My view of this field is not a bet on CD45-211At, CD117, or any single route. The important shift is that conditioning is moving from “necessary injury before transplant” into a product module that can be engineered, compared, and priced. The winning approach may not be the most targeted, the most advanced, or the most elegant mechanistically. It will be the approach that finds the best combined balance among sufficient engraftment, controllable toxicity, and real-world access.

The cleaner pediatric exa-cel efficacy looks, the more visible the cost of busulfan becomes. The newly published New England Journal of Medicine pediatric exa-cel readout discussed above shows that editing-based therapy is credible as a disease-modifying and potentially functional-cure strategy. But the same data also show that if conditioning continues to rely on traditional systemic toxicity, children, lower-resource settings, and long-term safety will remain hard boundaries for expansion.
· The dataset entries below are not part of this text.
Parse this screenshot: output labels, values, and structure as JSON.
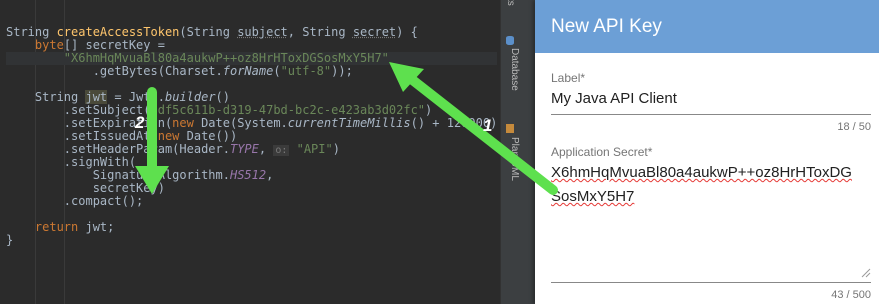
{
  "editor": {
    "lines": [
      {
        "parts": [
          {
            "t": "String ",
            "c": "type"
          },
          {
            "t": "createAccessToken",
            "c": "fn"
          },
          {
            "t": "(String ",
            "c": "type"
          },
          {
            "t": "subject",
            "c": "param"
          },
          {
            "t": ", String ",
            "c": "type"
          },
          {
            "t": "secret",
            "c": "param"
          },
          {
            "t": ") {",
            "c": ""
          }
        ]
      },
      {
        "parts": [
          {
            "t": "    ",
            "c": ""
          },
          {
            "t": "byte",
            "c": "kw"
          },
          {
            "t": "[] secretKey =",
            "c": ""
          }
        ]
      },
      {
        "hl": true,
        "parts": [
          {
            "t": "        ",
            "c": ""
          },
          {
            "t": "\"X6hmHqMvuaBl80a4aukwP++oz8HrHToxDGSosMxY5H7\"",
            "c": "str"
          }
        ]
      },
      {
        "parts": [
          {
            "t": "            .getBytes(Charset.",
            "c": ""
          },
          {
            "t": "forName",
            "c": "it"
          },
          {
            "t": "(",
            "c": ""
          },
          {
            "t": "\"utf-8\"",
            "c": "str"
          },
          {
            "t": "));",
            "c": ""
          }
        ]
      },
      {
        "parts": [
          {
            "t": "",
            "c": ""
          }
        ]
      },
      {
        "parts": [
          {
            "t": "    String ",
            "c": ""
          },
          {
            "t": "jwt",
            "c": "jwtvar"
          },
          {
            "t": " = Jwts.",
            "c": ""
          },
          {
            "t": "builder",
            "c": "it"
          },
          {
            "t": "()",
            "c": ""
          }
        ]
      },
      {
        "parts": [
          {
            "t": "        .setSubject(",
            "c": ""
          },
          {
            "t": "\"df5c611b-d319-47bd-bc2c-e423ab3d02fc\"",
            "c": "str"
          },
          {
            "t": ")",
            "c": ""
          }
        ]
      },
      {
        "parts": [
          {
            "t": "        .setExpiration(",
            "c": ""
          },
          {
            "t": "new ",
            "c": "kw"
          },
          {
            "t": "Date(System.",
            "c": ""
          },
          {
            "t": "currentTimeMillis",
            "c": "it"
          },
          {
            "t": "() + 120000)",
            "c": ""
          }
        ]
      },
      {
        "parts": [
          {
            "t": "        .setIssuedAt(",
            "c": ""
          },
          {
            "t": "new ",
            "c": "kw"
          },
          {
            "t": "Date())",
            "c": ""
          }
        ]
      },
      {
        "parts": [
          {
            "t": "        .setHeaderParam(Header.",
            "c": ""
          },
          {
            "t": "TYPE",
            "c": "sfield"
          },
          {
            "t": ", ",
            "c": ""
          },
          {
            "t": "o:",
            "c": "hint"
          },
          {
            "t": " ",
            "c": ""
          },
          {
            "t": "\"API\"",
            "c": "str"
          },
          {
            "t": ")",
            "c": ""
          }
        ]
      },
      {
        "parts": [
          {
            "t": "        .signWith(",
            "c": ""
          }
        ]
      },
      {
        "parts": [
          {
            "t": "            SignatureAlgorithm.",
            "c": ""
          },
          {
            "t": "HS512",
            "c": "sfield"
          },
          {
            "t": ",",
            "c": ""
          }
        ]
      },
      {
        "parts": [
          {
            "t": "            secretKey)",
            "c": ""
          }
        ]
      },
      {
        "parts": [
          {
            "t": "        .compact();",
            "c": ""
          }
        ]
      },
      {
        "parts": [
          {
            "t": "",
            "c": ""
          }
        ]
      },
      {
        "parts": [
          {
            "t": "    ",
            "c": ""
          },
          {
            "t": "return ",
            "c": "kw"
          },
          {
            "t": "jwt;",
            "c": ""
          }
        ]
      },
      {
        "parts": [
          {
            "t": "}",
            "c": ""
          }
        ]
      }
    ]
  },
  "toolstrip": {
    "top_label": "ts",
    "database_label": "Database",
    "plantuml_label": "PlantUML"
  },
  "dialog": {
    "title": "New API Key",
    "label_field": {
      "label": "Label*",
      "value": "My Java API Client",
      "counter": "18 / 50"
    },
    "secret_field": {
      "label": "Application Secret*",
      "value_line1": "X6hmHqMvuaBl80a4aukwP++oz8HrHToxDG",
      "value_line2": "SosMxY5H7",
      "counter": "43 / 500"
    }
  },
  "annotations": {
    "arrow1_number": "1",
    "arrow2_number": "2",
    "color": "#5ee04e"
  }
}
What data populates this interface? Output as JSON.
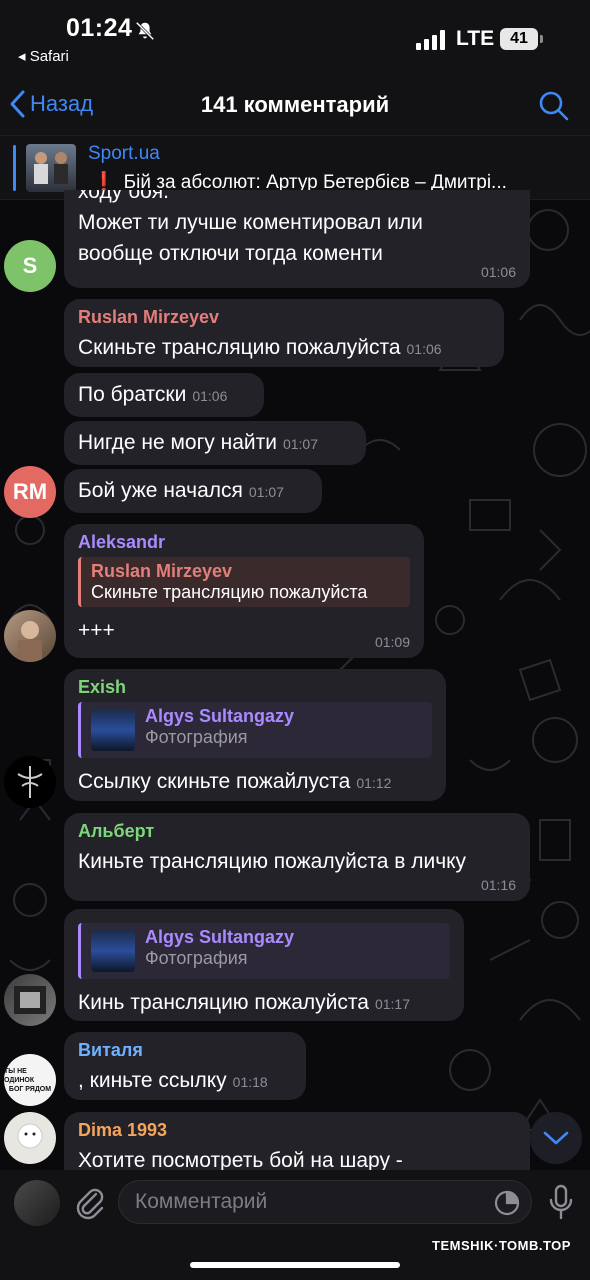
{
  "status_bar": {
    "time": "01:24",
    "back_app": "◂ Safari",
    "network": "LTE",
    "battery": "41"
  },
  "nav": {
    "back_label": "Назад",
    "title": "141 комментарий"
  },
  "pinned": {
    "channel": "Sport.ua",
    "text": "Бій за абсолют: Артур Бетербієв – Дмитрі..."
  },
  "colors": {
    "accent": "#3e88f7",
    "bubble": "#222228",
    "name_ruslan": "#e37f7a",
    "name_aleksandr": "#a98aff",
    "name_exish": "#7ed67a",
    "name_algys": "#a98aff",
    "name_albert": "#7ed67a",
    "name_vitalya": "#6fb1ff",
    "name_dima": "#f5a45c"
  },
  "messages": [
    {
      "text_top": "ходу боя.",
      "text": "Может ти лучше коментировал или вообще отключи тогда коменти",
      "time": "01:06",
      "avatar_letter": "S"
    },
    {
      "author": "Ruslan Mirzeyev",
      "text": "Скиньте трансляцию пожалуйста",
      "time": "01:06"
    },
    {
      "text": "По братски",
      "time": "01:06"
    },
    {
      "text": "Нигде не могу найти",
      "time": "01:07"
    },
    {
      "text": "Бой уже начался",
      "time": "01:07",
      "avatar_letter": "RM"
    },
    {
      "author": "Aleksandr",
      "reply_name": "Ruslan Mirzeyev",
      "reply_text": "Скиньте трансляцию пожалуйста",
      "text": "+++",
      "time": "01:09"
    },
    {
      "author": "Exish",
      "reply_name": "Algys Sultangazy",
      "reply_text": "Фотография",
      "text": "Ссылку скиньте пожайлуста",
      "time": "01:12"
    },
    {
      "author": "Альберт",
      "text": "Киньте трансляцию пожалуйста в личку",
      "time": "01:16"
    },
    {
      "reply_name": "Algys Sultangazy",
      "reply_text": "Фотография",
      "text": "Кинь трансляцию пожалуйста",
      "time": "01:17"
    },
    {
      "author": "Виталя",
      "text": ", киньте ссылку",
      "time": "01:18",
      "avatar_text_1": "ТЫ НЕ ОДИНОК",
      "avatar_text_2": "БОГ РЯДОМ"
    },
    {
      "author": "Dima 1993",
      "text": "Хотите посмотреть бой на шару -"
    }
  ],
  "input": {
    "placeholder": "Комментарий"
  },
  "watermark": "TEMSHIK·TOMB.TOP",
  "icons": [
    "bell-slash-icon",
    "signal-icon",
    "chevron-left-icon",
    "search-icon",
    "paperclip-icon",
    "sticker-icon",
    "microphone-icon",
    "chevron-down-icon"
  ]
}
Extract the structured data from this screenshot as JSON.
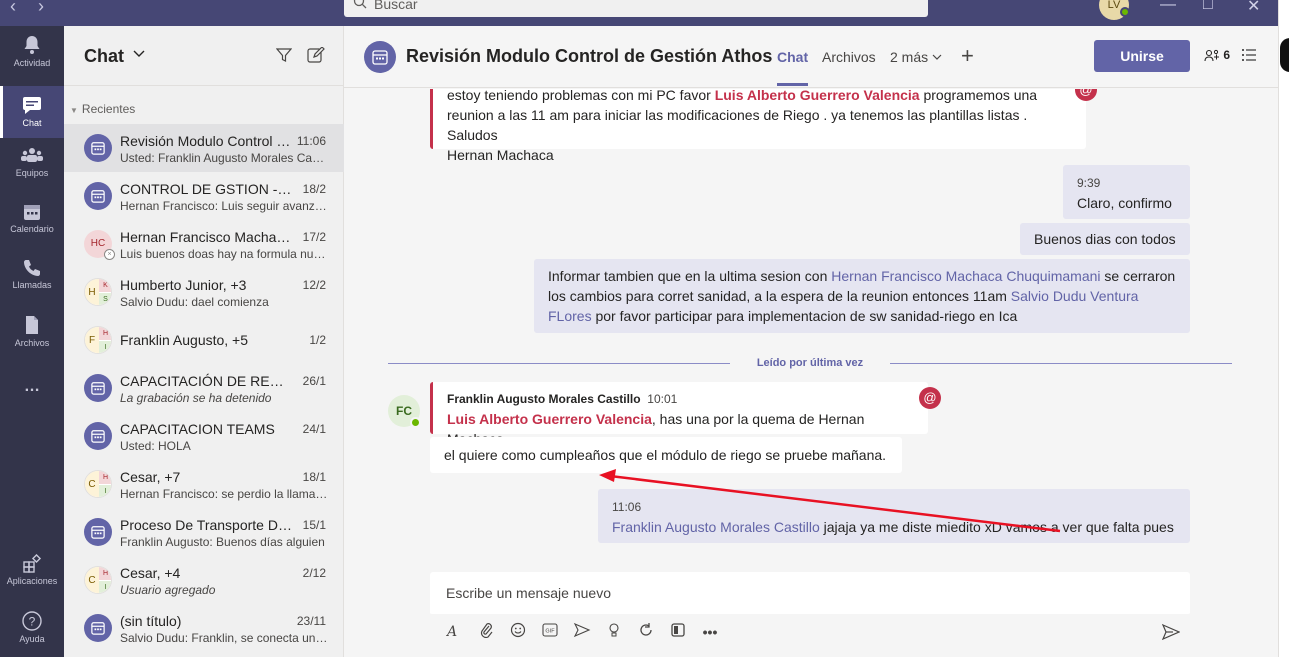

The CD45-211At primate data are a strong step in this direction because they address long-term, multilineage, HSC-level edited-cell reconstitution in a model closer to translation than ordinary mouse studies. But this is one node in the targeted-conditioning map. CD117 blockade, ADCs, radioimmunotherapy, immunotoxins, low-dose combination conditioning, in vivo HSC editing, and selective expansion are all answering the same question: can we reduce the price paid by the liver, mucosa, infection risk, fertility, and hospital infrastructure without losing the efficacy threshold?

My current judgment is that busulfan will remain the most realistic and mature conditioning benchmark for autologous HSC gene therapy in the near term. Targeted conditioning is still in the stage of proving whether it can redistribute risk better, not in the stage of having replaced the standard regimen. The core competition in this field is not simply finding a smarter target. It is integrating engraftment, toxicity, manufacturing, radiopharmaceutical or antibody supply, center workflow, and payment into a reproducible treatment system. Whoever does that will have lowered the real barrier for blood gene therapy.